Thank you but the first link is broken. Is there a tutorial on downloading fungal RNA-seq and prep and mask the repeated and prep for the annotation workflow?
Hi @rkd
Which link is broken? We can fix that!
The RNA-seq tutorials can be found here. Since you have a reference genome, either the introduction or end-to-end series are good starting places.
Hope this helps!
I wish we could have a data repository with extra data files for every tutorial that is different from the one you use for the tutorial. something to be used as an assignment.
Thank you Jen.
I meant I want to download another fungal genome fasta file and its related RNA seq and repeat the steps with Funnonate with a new data set. How can I find a bioproject that has both datatypes for a new data for the same pipeline?
Hi @Shaadi_Mehr
Great, thanks for clarifying more.
Multiple reference datasets for tutorials is an interesting idea. You could propose this to the GTN as a new idea. Or, let me know if you want help doing that and I’ll get it started and link back. More data sharing across instructor groups has been discussed for a while. I think some of the regional communities do this but I don’t know the details, since they involve checking in with each individually, and change over time. A ticket about the idea might be enough to learn more.

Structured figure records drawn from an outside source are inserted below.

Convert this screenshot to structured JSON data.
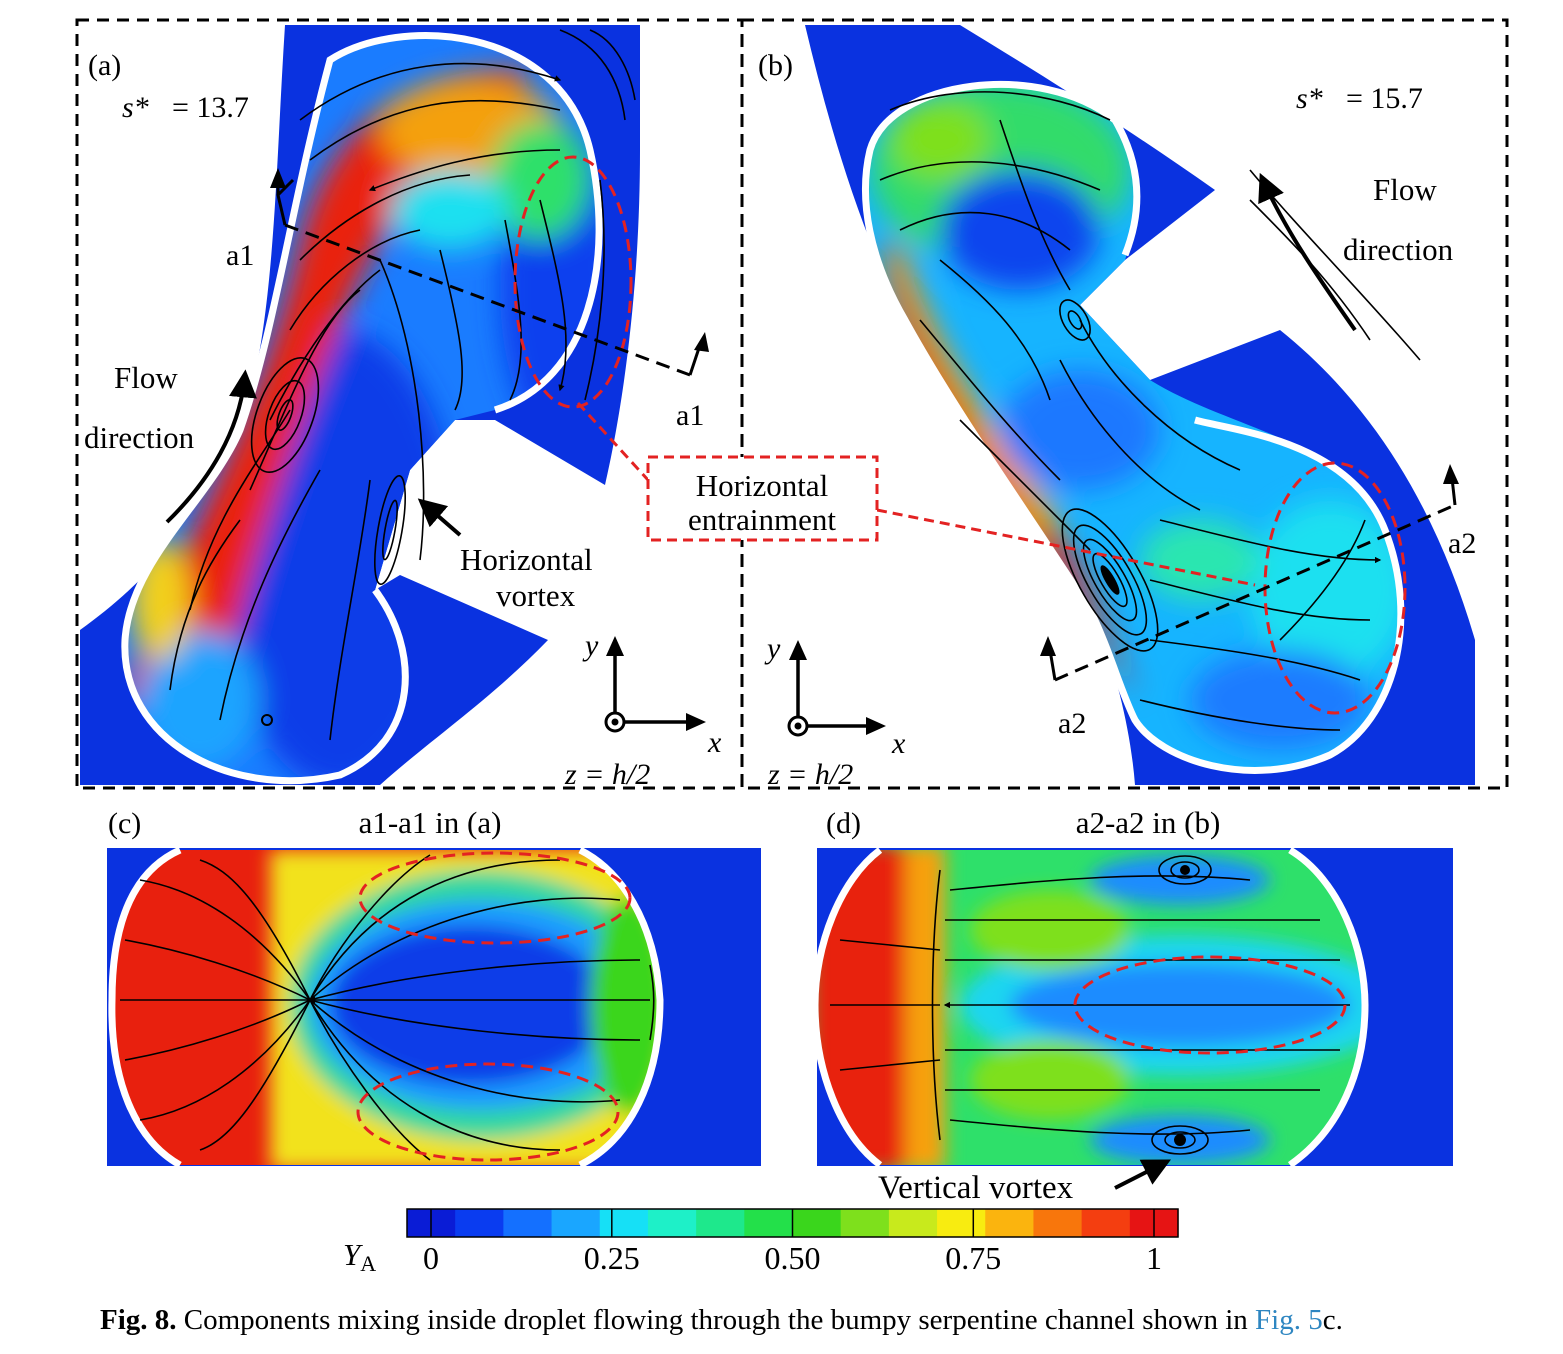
{
  "panels": {
    "a": {
      "label": "(a)",
      "s_label": "s*",
      "s_value": "= 13.7",
      "cut_label_top": "a1",
      "cut_label_bottom": "a1",
      "flow_line1": "Flow",
      "flow_line2": "direction",
      "vortex_line1": "Horizontal",
      "vortex_line2": "vortex",
      "axis_y": "y",
      "axis_x": "x",
      "plane": "z = h/2"
    },
    "b": {
      "label": "(b)",
      "s_label": "s*",
      "s_value": "= 15.7",
      "cut_label_left": "a2",
      "cut_label_right": "a2",
      "flow_line1": "Flow",
      "flow_line2": "direction",
      "axis_y": "y",
      "axis_x": "x",
      "plane": "z = h/2"
    },
    "c": {
      "label": "(c)",
      "title": "a1-a1 in (a)"
    },
    "d": {
      "label": "(d)",
      "title": "a2-a2 in (b)",
      "vortex_label": "Vertical vortex"
    }
  },
  "callout": {
    "line1": "Horizontal",
    "line2": "entrainment"
  },
  "colorbar": {
    "variable": "Y",
    "subscript": "A",
    "ticks": [
      "0",
      "0.25",
      "0.50",
      "0.75",
      "1"
    ],
    "range": [
      0,
      1
    ],
    "colors": [
      "#0a1cd6",
      "#0a3cf0",
      "#1470ff",
      "#1aa6ff",
      "#16e0f6",
      "#1ef0c8",
      "#1ee88c",
      "#23e04a",
      "#3ad61c",
      "#7ee01c",
      "#c8ea1c",
      "#f8ec10",
      "#fbb40e",
      "#f8760c",
      "#f43e10",
      "#e61414"
    ]
  },
  "caption": {
    "fig_label": "Fig. 8.",
    "text": " Components mixing inside droplet flowing through the bumpy serpentine channel shown in ",
    "link": "Fig. 5",
    "suffix": "c."
  },
  "colors": {
    "channel_blue": "#0a32e0",
    "droplet_red": "#e8200e",
    "interface_white": "#ffffff",
    "annotation_red": "#e32222"
  }
}
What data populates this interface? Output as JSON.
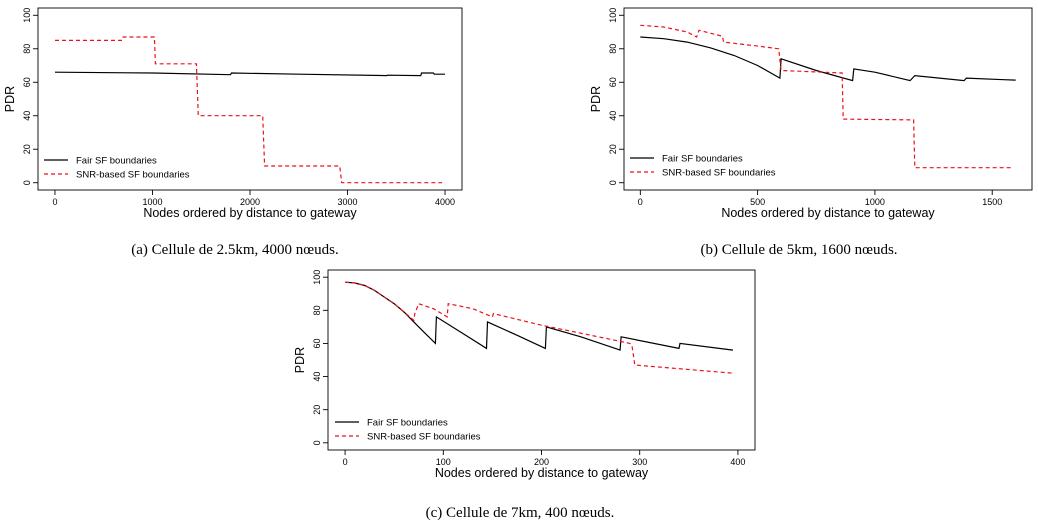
{
  "colors": {
    "fair": "#000000",
    "snr": "#e8141c"
  },
  "chart_data": [
    {
      "type": "line",
      "caption": "(a) Cellule de 2.5km, 4000 nœuds.",
      "xlabel": "Nodes ordered by distance to gateway",
      "ylabel": "PDR",
      "xlim": [
        0,
        4000
      ],
      "ylim": [
        0,
        100
      ],
      "xticks": [
        0,
        1000,
        2000,
        3000,
        4000
      ],
      "yticks": [
        0,
        20,
        40,
        60,
        80,
        100
      ],
      "legend_position": "bottom-left",
      "series": [
        {
          "name": "Fair SF boundaries",
          "style": "solid",
          "x": [
            0,
            1000,
            1800,
            1810,
            2500,
            3400,
            3410,
            3750,
            3760,
            3880,
            3890,
            4000
          ],
          "y": [
            66,
            65.5,
            64.5,
            65.5,
            64.8,
            64,
            64.2,
            64,
            65.5,
            65.5,
            64.8,
            64.8
          ]
        },
        {
          "name": "SNR-based SF boundaries",
          "style": "dashed",
          "step": true,
          "x": [
            0,
            690,
            700,
            1020,
            1030,
            1450,
            1470,
            2130,
            2150,
            2920,
            2940,
            3970
          ],
          "y": [
            85,
            85,
            87,
            87,
            71,
            71,
            40,
            40,
            10,
            10,
            0,
            0
          ]
        }
      ]
    },
    {
      "type": "line",
      "caption": "(b) Cellule de 5km, 1600 nœuds.",
      "xlabel": "Nodes ordered by distance to gateway",
      "ylabel": "PDR",
      "xlim": [
        0,
        1600
      ],
      "ylim": [
        0,
        100
      ],
      "xticks": [
        0,
        500,
        1000,
        1500
      ],
      "yticks": [
        0,
        20,
        40,
        60,
        80,
        100
      ],
      "legend_position": "bottom-left",
      "series": [
        {
          "name": "Fair SF boundaries",
          "style": "solid",
          "x": [
            0,
            100,
            200,
            300,
            400,
            500,
            595,
            600,
            750,
            905,
            910,
            1000,
            1150,
            1170,
            1380,
            1390,
            1550,
            1600
          ],
          "y": [
            87,
            86,
            84,
            80.5,
            76,
            70,
            62.5,
            74,
            67,
            61,
            68,
            66,
            61,
            64,
            61,
            62.5,
            61.5,
            61.3
          ]
        },
        {
          "name": "SNR-based SF boundaries",
          "style": "dashed",
          "step": true,
          "x": [
            0,
            100,
            200,
            240,
            250,
            350,
            355,
            475,
            480,
            590,
            600,
            860,
            865,
            1165,
            1170,
            1590
          ],
          "y": [
            94,
            93,
            90,
            87,
            91,
            87.5,
            84,
            82,
            82,
            80,
            67,
            65.5,
            38,
            37.5,
            9,
            9
          ]
        }
      ]
    },
    {
      "type": "line",
      "caption": "(c) Cellule de 7km, 400 nœuds.",
      "xlabel": "Nodes ordered by distance to gateway",
      "ylabel": "PDR",
      "xlim": [
        0,
        400
      ],
      "ylim": [
        0,
        100
      ],
      "xticks": [
        0,
        100,
        200,
        300,
        400
      ],
      "yticks": [
        0,
        20,
        40,
        60,
        80,
        100
      ],
      "legend_position": "bottom-left",
      "series": [
        {
          "name": "Fair SF boundaries",
          "style": "solid",
          "x": [
            0,
            10,
            20,
            30,
            40,
            50,
            60,
            70,
            80,
            92,
            93,
            120,
            144,
            145,
            175,
            204,
            205,
            240,
            280,
            281,
            340,
            341,
            395
          ],
          "y": [
            97,
            96.5,
            95,
            92,
            88,
            84,
            79,
            73,
            67,
            60,
            76,
            66,
            57,
            73,
            65,
            57,
            70,
            64,
            56,
            64,
            57,
            60,
            56
          ]
        },
        {
          "name": "SNR-based SF boundaries",
          "style": "dashed",
          "x": [
            0,
            10,
            20,
            30,
            40,
            50,
            60,
            70,
            71,
            75,
            90,
            104,
            105,
            130,
            150,
            151,
            200,
            250,
            290,
            292,
            295,
            395
          ],
          "y": [
            97,
            96.5,
            95,
            92,
            88,
            84,
            79,
            74,
            78,
            84,
            81,
            76,
            84,
            81,
            76,
            78,
            71,
            65,
            60,
            59,
            47,
            42
          ]
        }
      ]
    }
  ]
}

For immediate use. I can let you know that any RNA-seq dataset could be appropriate. Maybe try a literature search to narrow it down? Or start with a search at SRA and find data that way?
Thanks a lot. I can do the SRA but I would like to take the lead and create a group and build and inventory of reference datasets and already prepared experimental conditions date that teacher can use.
Please email me to include me in a working group for instructors.
Best
Great, @Shaadi_Mehr your help would be very much appreciated! I’m going to direct message you here about this a bit more.